The consensus among the region's aquatic biologists and natural-resource
economists is that money alone will not restore salmon runs. Their reports
and recommendations to the National Fisheries Service have underscored the
results of a yearlong investigation of the science and economics of salmon
recovery conducted by the Idaho Statesman in 1997. The newspaper concluded
that the billions of dollars spent to restore salmon runs would be money
down a rat hole until the Snake River dams were removed. Also, the region's
economy would derive greater benefits from a healthy fishery than from
hydropower and irrigation receipts.
In November 2004, the Bush administration unveiled its long-awaited salmon
recovery plan. Earlier plans recognized that native fishing was an integral
feature of the "environmental baseline" of the last 10,000 years.

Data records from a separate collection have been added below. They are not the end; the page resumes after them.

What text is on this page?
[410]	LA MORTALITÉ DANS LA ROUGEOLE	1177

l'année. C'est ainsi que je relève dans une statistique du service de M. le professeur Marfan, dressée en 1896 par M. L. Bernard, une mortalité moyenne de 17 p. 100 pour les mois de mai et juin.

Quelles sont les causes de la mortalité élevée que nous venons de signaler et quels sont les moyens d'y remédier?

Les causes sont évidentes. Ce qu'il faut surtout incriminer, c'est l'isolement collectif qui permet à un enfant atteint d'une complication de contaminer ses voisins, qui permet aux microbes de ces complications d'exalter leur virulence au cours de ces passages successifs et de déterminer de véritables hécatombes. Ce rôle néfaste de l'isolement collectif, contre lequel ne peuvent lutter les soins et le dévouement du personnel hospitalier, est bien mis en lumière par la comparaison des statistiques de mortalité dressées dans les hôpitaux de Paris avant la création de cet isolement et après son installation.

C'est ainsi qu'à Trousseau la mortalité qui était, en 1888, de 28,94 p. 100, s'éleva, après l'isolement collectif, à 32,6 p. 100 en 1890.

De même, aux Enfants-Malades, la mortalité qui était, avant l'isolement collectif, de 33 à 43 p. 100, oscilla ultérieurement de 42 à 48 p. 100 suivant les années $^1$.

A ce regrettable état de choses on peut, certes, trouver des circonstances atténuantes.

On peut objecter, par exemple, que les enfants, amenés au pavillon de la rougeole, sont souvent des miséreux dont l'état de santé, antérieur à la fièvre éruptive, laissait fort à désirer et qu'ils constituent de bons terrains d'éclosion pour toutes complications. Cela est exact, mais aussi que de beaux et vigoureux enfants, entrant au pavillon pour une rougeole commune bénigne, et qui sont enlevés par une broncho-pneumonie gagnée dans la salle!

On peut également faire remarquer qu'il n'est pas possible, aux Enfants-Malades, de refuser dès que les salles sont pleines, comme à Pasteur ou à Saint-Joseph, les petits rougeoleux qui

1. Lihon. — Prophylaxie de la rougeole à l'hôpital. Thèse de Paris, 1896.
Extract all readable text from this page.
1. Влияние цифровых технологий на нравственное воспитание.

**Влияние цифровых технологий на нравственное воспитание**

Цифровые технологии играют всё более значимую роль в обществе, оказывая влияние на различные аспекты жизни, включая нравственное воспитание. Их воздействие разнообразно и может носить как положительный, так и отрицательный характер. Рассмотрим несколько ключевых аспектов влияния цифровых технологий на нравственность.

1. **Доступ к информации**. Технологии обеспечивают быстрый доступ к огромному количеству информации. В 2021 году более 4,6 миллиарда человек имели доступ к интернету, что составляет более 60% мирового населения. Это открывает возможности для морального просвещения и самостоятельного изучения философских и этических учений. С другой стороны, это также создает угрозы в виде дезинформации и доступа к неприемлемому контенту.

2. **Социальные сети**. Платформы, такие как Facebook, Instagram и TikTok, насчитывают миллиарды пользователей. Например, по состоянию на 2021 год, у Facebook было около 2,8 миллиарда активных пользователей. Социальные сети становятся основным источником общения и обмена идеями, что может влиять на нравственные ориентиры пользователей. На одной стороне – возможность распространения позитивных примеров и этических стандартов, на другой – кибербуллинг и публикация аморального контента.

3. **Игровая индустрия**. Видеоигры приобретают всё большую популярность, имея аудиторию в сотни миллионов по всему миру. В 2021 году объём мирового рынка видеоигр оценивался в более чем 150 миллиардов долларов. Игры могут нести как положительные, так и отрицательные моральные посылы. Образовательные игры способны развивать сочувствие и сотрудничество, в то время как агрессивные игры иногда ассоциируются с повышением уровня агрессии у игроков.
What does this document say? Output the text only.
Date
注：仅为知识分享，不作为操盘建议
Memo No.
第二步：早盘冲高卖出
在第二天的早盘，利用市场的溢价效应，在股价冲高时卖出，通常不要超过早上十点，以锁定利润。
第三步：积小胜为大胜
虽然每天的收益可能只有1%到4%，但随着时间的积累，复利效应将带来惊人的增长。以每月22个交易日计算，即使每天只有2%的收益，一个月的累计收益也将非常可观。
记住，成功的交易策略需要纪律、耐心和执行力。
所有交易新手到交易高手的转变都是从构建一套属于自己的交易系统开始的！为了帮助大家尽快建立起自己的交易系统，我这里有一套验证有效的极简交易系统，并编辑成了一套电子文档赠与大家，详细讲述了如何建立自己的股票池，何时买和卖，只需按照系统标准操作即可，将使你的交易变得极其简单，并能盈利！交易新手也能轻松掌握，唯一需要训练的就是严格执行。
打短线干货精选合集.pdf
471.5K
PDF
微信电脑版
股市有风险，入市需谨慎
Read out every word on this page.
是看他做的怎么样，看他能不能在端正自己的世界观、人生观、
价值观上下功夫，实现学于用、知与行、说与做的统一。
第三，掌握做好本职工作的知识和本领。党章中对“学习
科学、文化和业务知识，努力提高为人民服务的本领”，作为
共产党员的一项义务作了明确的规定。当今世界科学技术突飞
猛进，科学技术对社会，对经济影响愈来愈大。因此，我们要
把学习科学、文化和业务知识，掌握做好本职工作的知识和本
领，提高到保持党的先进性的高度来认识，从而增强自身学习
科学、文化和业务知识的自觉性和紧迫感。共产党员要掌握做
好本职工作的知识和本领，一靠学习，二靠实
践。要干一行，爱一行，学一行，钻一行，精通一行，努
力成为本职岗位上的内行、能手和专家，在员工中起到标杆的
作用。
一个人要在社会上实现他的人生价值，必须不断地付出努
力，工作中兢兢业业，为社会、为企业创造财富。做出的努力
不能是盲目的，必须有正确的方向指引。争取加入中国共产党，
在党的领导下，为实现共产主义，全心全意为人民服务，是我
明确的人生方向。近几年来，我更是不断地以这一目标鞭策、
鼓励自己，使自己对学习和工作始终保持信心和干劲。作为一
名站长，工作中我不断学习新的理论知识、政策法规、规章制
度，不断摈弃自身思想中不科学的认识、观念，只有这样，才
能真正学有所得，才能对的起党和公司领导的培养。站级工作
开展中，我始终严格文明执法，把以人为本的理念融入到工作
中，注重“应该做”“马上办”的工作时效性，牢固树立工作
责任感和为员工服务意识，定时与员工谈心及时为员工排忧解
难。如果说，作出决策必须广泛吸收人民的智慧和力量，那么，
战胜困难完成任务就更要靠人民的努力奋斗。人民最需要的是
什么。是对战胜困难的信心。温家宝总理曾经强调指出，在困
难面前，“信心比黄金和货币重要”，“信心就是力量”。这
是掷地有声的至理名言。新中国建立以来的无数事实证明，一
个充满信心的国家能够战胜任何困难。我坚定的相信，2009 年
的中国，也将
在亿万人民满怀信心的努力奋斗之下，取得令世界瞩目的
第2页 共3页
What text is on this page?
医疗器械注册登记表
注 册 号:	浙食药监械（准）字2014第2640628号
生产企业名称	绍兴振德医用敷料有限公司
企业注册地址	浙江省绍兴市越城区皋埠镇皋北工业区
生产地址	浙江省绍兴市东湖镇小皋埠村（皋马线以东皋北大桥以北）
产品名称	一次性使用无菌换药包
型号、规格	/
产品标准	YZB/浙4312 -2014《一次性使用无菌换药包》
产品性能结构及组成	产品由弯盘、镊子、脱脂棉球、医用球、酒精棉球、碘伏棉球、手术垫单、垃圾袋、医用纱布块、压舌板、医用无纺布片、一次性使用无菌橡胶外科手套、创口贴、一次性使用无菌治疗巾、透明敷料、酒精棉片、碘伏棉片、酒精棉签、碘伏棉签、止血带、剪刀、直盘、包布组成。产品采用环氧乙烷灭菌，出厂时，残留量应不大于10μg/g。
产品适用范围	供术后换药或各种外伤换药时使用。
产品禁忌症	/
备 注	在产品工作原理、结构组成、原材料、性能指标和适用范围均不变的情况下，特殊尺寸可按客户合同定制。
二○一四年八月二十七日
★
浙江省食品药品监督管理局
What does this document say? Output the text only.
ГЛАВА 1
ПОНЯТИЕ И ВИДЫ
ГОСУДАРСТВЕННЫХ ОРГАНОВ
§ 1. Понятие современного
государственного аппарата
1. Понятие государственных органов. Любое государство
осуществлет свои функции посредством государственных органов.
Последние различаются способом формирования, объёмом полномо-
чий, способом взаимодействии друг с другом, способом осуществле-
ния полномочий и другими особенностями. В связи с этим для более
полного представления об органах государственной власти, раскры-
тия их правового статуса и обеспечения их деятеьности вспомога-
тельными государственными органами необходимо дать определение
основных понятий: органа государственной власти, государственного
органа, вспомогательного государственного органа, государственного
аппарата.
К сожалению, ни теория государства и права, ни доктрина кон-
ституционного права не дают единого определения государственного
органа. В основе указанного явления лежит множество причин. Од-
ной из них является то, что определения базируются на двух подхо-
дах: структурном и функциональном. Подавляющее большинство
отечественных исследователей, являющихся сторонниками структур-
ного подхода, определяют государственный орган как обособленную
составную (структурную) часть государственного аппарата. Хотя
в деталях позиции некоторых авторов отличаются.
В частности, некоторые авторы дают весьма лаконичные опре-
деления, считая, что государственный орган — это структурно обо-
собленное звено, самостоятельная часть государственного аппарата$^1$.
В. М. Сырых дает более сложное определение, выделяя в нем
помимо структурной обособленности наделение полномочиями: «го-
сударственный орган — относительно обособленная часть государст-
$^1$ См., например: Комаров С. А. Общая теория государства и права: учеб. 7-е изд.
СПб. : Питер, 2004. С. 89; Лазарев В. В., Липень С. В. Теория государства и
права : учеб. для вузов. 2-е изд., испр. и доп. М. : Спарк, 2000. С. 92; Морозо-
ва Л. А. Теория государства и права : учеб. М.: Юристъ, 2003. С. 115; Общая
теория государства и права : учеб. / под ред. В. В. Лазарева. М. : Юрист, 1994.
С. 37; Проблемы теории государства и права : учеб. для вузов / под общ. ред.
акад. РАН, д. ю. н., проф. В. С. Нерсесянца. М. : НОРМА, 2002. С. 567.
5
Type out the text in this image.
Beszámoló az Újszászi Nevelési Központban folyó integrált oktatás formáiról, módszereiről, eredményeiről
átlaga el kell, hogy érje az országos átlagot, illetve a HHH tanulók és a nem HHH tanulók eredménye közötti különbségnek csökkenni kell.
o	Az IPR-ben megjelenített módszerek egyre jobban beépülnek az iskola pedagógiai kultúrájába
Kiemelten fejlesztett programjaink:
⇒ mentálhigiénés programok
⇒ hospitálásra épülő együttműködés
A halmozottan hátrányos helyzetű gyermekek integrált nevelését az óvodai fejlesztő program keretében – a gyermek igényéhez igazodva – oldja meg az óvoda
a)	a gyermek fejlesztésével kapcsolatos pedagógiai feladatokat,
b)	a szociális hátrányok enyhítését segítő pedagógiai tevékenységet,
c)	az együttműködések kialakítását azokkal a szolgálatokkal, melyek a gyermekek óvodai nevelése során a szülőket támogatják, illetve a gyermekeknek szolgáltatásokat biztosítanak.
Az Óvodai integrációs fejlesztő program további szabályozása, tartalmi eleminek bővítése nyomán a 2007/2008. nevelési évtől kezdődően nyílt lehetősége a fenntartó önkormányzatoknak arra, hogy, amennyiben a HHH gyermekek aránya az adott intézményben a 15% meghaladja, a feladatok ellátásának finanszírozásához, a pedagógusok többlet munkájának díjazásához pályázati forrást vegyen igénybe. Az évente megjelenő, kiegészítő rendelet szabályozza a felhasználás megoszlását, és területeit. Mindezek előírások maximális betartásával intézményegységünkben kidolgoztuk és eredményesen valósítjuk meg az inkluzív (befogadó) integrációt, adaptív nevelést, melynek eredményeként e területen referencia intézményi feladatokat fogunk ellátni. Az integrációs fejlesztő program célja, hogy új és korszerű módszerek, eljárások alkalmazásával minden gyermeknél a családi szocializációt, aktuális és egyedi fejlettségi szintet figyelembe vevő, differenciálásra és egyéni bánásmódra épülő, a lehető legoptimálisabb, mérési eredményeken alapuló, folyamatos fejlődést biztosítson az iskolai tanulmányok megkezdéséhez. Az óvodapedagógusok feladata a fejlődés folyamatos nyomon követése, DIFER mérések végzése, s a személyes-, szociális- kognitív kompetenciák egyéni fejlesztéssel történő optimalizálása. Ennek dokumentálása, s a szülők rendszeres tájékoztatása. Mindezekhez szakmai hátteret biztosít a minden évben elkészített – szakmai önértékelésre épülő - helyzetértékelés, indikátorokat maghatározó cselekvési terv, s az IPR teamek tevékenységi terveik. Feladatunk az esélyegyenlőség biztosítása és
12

Dams were considered "impacts" to that baseline.
The Bush approach turned these biological models upside down: Dams pose
"no jeopardy" to salmon because they are natural features of the
landscape, and native fishing should be regarded as an "impact."
"This thing doesn't even meet the straight-face test," said Rob
Masonis, regional director for American Rivers, a conservation organization.
"What will they say next? That the future of the passenger pigeon looks
bright?"
Administration officials contend that new "fish-friendly weirs"
will indefinitely forestall the salmon's extinction. Fisheries biologists
counter that these weirs, which cost $10 million each, have increased fish
counts by less than 1%. Even under optimal conditions, the biologists say,
this cannot begin to sustain the fish population at its current levels.
If politics trumps science, the Indians will not go away empty-handed. A
1995 treaty between the Pacific Northwest tribes and the Canadian and U.S.
governments guarantees tribes a lump-sum payment of $10 billion for the
destruction of their livelihoods. Biologists, with one eye on the salmon
extinction clock, have urged that Snake River fish counts be posted every
morning in the Oval Office and on the floor of Congress. Not a bad idea.
The courts will probably throw out Bush's salmon recovery plan and order
fisheries scientists to come up with another rescue scheme. The fix will
cost millions of dollars and years of time. And while the extinction clock
ticks toward 2017, a catastrophic die-off in the summer of 2005 could push
wild salmon stocks beyond the point of no return.
While we await the outcome, we can humor ourselves with Mark Twain's verdict
on politicians: If they started out dead, we'd all be better off because
they could set off on the road to honesty that much sooner.